„Wer wird Millionär“
Jauch fassungslos: Berliner Kandidat versteht Millionenfrage falsch
20.04.2026 – 20:25 UhrLesedauer: 2 Min.
Bei „Wer wird Millionär?“ muss ein Berliner Kandidat die Millionenfrage beantworten. Gewinnt er bei Günther Jauch die Million?
In der Nacht vor der Aufzeichnung sei er aufgeregt gewesen, sagt Tom Wollnik zu Beginn der Sendung zu Moderator Günther Jauch. Kein Wunder, musste der Berliner doch direkt zum Auftakt der neuesten Folge von „Wer wird Millionär?“, die am Montagabend bei RTL ausgestrahlt wurde, die Millionenfrage beantworten.
Und diese hat es in sich: „Von welcher Euromünze befanden sich laut EZB Anfang 2026 die wenigsten Exemplare im Umlauf?“ Die Antwortmöglichkeiten lauten A) 2 Euro, B) 50 Cent, C) 20 Cent und D) 5 Cent.
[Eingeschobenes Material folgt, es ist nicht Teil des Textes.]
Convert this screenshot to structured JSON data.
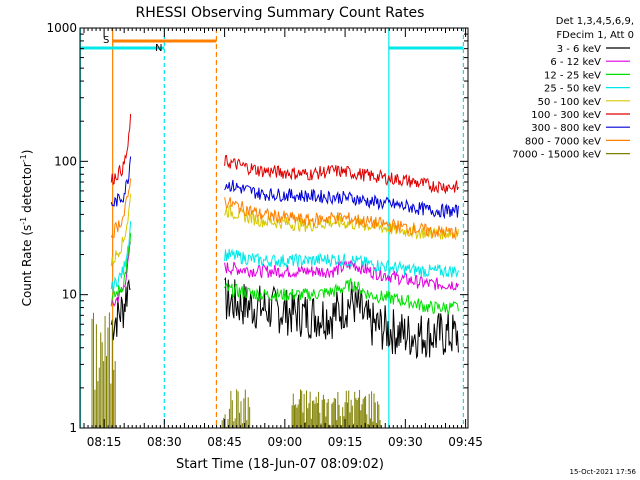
{
  "chart_data": {
    "type": "line",
    "title": "RHESSI Observing Summary Count Rates",
    "xlabel": "Start Time (18-Jun-07 08:09:02)",
    "ylabel_main": "Count Rate (s",
    "ylabel_sup1": "-1",
    "ylabel_mid": " detector",
    "ylabel_sup2": "-1",
    "ylabel_end": ")",
    "x_tick_labels": [
      "08:15",
      "08:30",
      "08:45",
      "09:00",
      "09:15",
      "09:30",
      "09:45"
    ],
    "y_tick_labels": [
      "1",
      "10",
      "100",
      "1000"
    ],
    "x_range_min": [
      8.15,
      9.76
    ],
    "y_scale": "log",
    "ylim": [
      1,
      1000
    ],
    "footer": "15-Oct-2021 17:56",
    "legend_header": [
      "Det 1,3,4,5,6,9,",
      "FDecim 1, Att 0"
    ],
    "bar_labels": {
      "s": "S",
      "n": "N"
    },
    "series": [
      {
        "name": "3 - 6 keV",
        "color": "#000000",
        "points": [
          [
            8.28,
            6
          ],
          [
            8.33,
            8
          ],
          [
            8.35,
            12
          ],
          [
            8.36,
            16
          ],
          [
            8.75,
            9
          ],
          [
            8.9,
            8
          ],
          [
            9.1,
            7
          ],
          [
            9.2,
            7
          ],
          [
            9.28,
            9
          ],
          [
            9.35,
            6
          ],
          [
            9.5,
            5
          ],
          [
            9.6,
            5
          ],
          [
            9.72,
            5
          ]
        ]
      },
      {
        "name": "6 - 12 keV",
        "color": "#e000e0",
        "points": [
          [
            8.28,
            8
          ],
          [
            8.33,
            11
          ],
          [
            8.35,
            17
          ],
          [
            8.36,
            25
          ],
          [
            8.75,
            16
          ],
          [
            8.9,
            15
          ],
          [
            9.1,
            15
          ],
          [
            9.2,
            15
          ],
          [
            9.28,
            17
          ],
          [
            9.35,
            15
          ],
          [
            9.5,
            13
          ],
          [
            9.6,
            12
          ],
          [
            9.72,
            12
          ]
        ]
      },
      {
        "name": "12 - 25 keV",
        "color": "#00e000",
        "points": [
          [
            8.28,
            9
          ],
          [
            8.33,
            12
          ],
          [
            8.35,
            19
          ],
          [
            8.36,
            28
          ],
          [
            8.75,
            11
          ],
          [
            8.9,
            10
          ],
          [
            9.1,
            10
          ],
          [
            9.2,
            10.5
          ],
          [
            9.28,
            12
          ],
          [
            9.35,
            10
          ],
          [
            9.5,
            9
          ],
          [
            9.6,
            8
          ],
          [
            9.72,
            8
          ]
        ]
      },
      {
        "name": "25 - 50 keV",
        "color": "#00e8e8",
        "points": [
          [
            8.28,
            11
          ],
          [
            8.33,
            15
          ],
          [
            8.35,
            24
          ],
          [
            8.36,
            34
          ],
          [
            8.75,
            20
          ],
          [
            8.9,
            18
          ],
          [
            9.1,
            18
          ],
          [
            9.2,
            18.5
          ],
          [
            9.28,
            18
          ],
          [
            9.35,
            17
          ],
          [
            9.5,
            15.5
          ],
          [
            9.6,
            15
          ],
          [
            9.72,
            15
          ]
        ]
      },
      {
        "name": "50 - 100 keV",
        "color": "#d8c800",
        "points": [
          [
            8.28,
            17
          ],
          [
            8.33,
            25
          ],
          [
            8.35,
            38
          ],
          [
            8.36,
            55
          ],
          [
            8.75,
            43
          ],
          [
            8.9,
            36
          ],
          [
            9.1,
            33
          ],
          [
            9.2,
            35
          ],
          [
            9.28,
            34
          ],
          [
            9.35,
            33
          ],
          [
            9.5,
            30
          ],
          [
            9.6,
            29
          ],
          [
            9.72,
            29
          ]
        ]
      },
      {
        "name": "100 - 300 keV",
        "color": "#e00000",
        "points": [
          [
            8.28,
            72
          ],
          [
            8.33,
            90
          ],
          [
            8.35,
            130
          ],
          [
            8.36,
            210
          ],
          [
            8.75,
            100
          ],
          [
            8.9,
            85
          ],
          [
            9.1,
            80
          ],
          [
            9.2,
            85
          ],
          [
            9.28,
            82
          ],
          [
            9.35,
            78
          ],
          [
            9.5,
            72
          ],
          [
            9.6,
            66
          ],
          [
            9.72,
            64
          ]
        ]
      },
      {
        "name": "300 - 800 keV",
        "color": "#0000d8",
        "points": [
          [
            8.28,
            47
          ],
          [
            8.33,
            55
          ],
          [
            8.35,
            75
          ],
          [
            8.36,
            110
          ],
          [
            8.75,
            68
          ],
          [
            8.9,
            57
          ],
          [
            9.1,
            55
          ],
          [
            9.2,
            54
          ],
          [
            9.28,
            53
          ],
          [
            9.35,
            50
          ],
          [
            9.5,
            46
          ],
          [
            9.6,
            43
          ],
          [
            9.72,
            42
          ]
        ]
      },
      {
        "name": "800 - 7000 keV",
        "color": "#ff8000",
        "points": [
          [
            8.28,
            28
          ],
          [
            8.33,
            38
          ],
          [
            8.35,
            55
          ],
          [
            8.36,
            80
          ],
          [
            8.75,
            50
          ],
          [
            8.9,
            40
          ],
          [
            9.1,
            36
          ],
          [
            9.2,
            38
          ],
          [
            9.28,
            37
          ],
          [
            9.35,
            35
          ],
          [
            9.5,
            32
          ],
          [
            9.6,
            30
          ],
          [
            9.72,
            29
          ]
        ]
      },
      {
        "name": "7000 - 15000 keV",
        "color": "#808000",
        "points": []
      }
    ]
  }
}
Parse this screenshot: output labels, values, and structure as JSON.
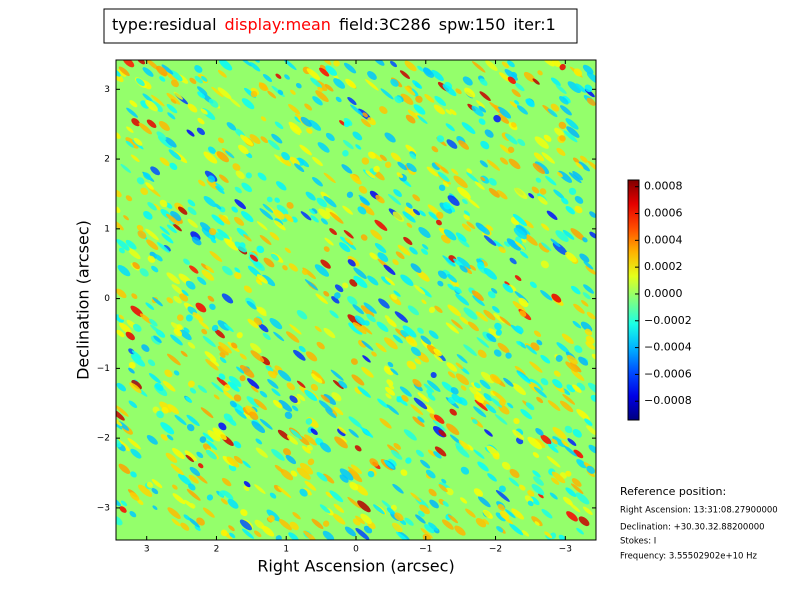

Wollnik grübelt nicht lange, einen Joker hat er nicht mehr. Dann sagt er zu Jauch: „Sie machen es mir sehr einfach. Ich weiß es nicht. Ich müsste raten, und das traue ich mich nicht.“ Aus und vorbei? Der nächste Kandidat auf dem Stuhl? Von wegen. Der Moderator hält dagegen: „Das ist doch mal eine Frage, wo man sich Gedanken machen kann.“
Und tatsächlich. Wollnik überlegt und glaubt schließlich, dass es von den Zwei-Euro- und den Fünf-Cent-Münzen die meisten Exemplare gibt. „Wenn ich raten würde, würde ich die Fünf-Cent-Münze raten.“ Jauch fällt aus allen Wolken. Denn gefragt wird nach den wenigsten Münzen. Wollnik hatte die Frage missverstanden.
Am Ende traut sich der Berliner nicht, die Millionenfrage zu beantworten und womöglich auf 500 Euro herunterzufallen. Als Trost gewinnt er jedoch 500.000 Euro. Die korrekte Antwort lautet übrigens B). Die wenigsten Exemplare gibt es von der 50-Cent-Münze. Von ihr seien „nur“ 7,5 Milliarden Stück im Umlauf, erklärt Günther Jauch.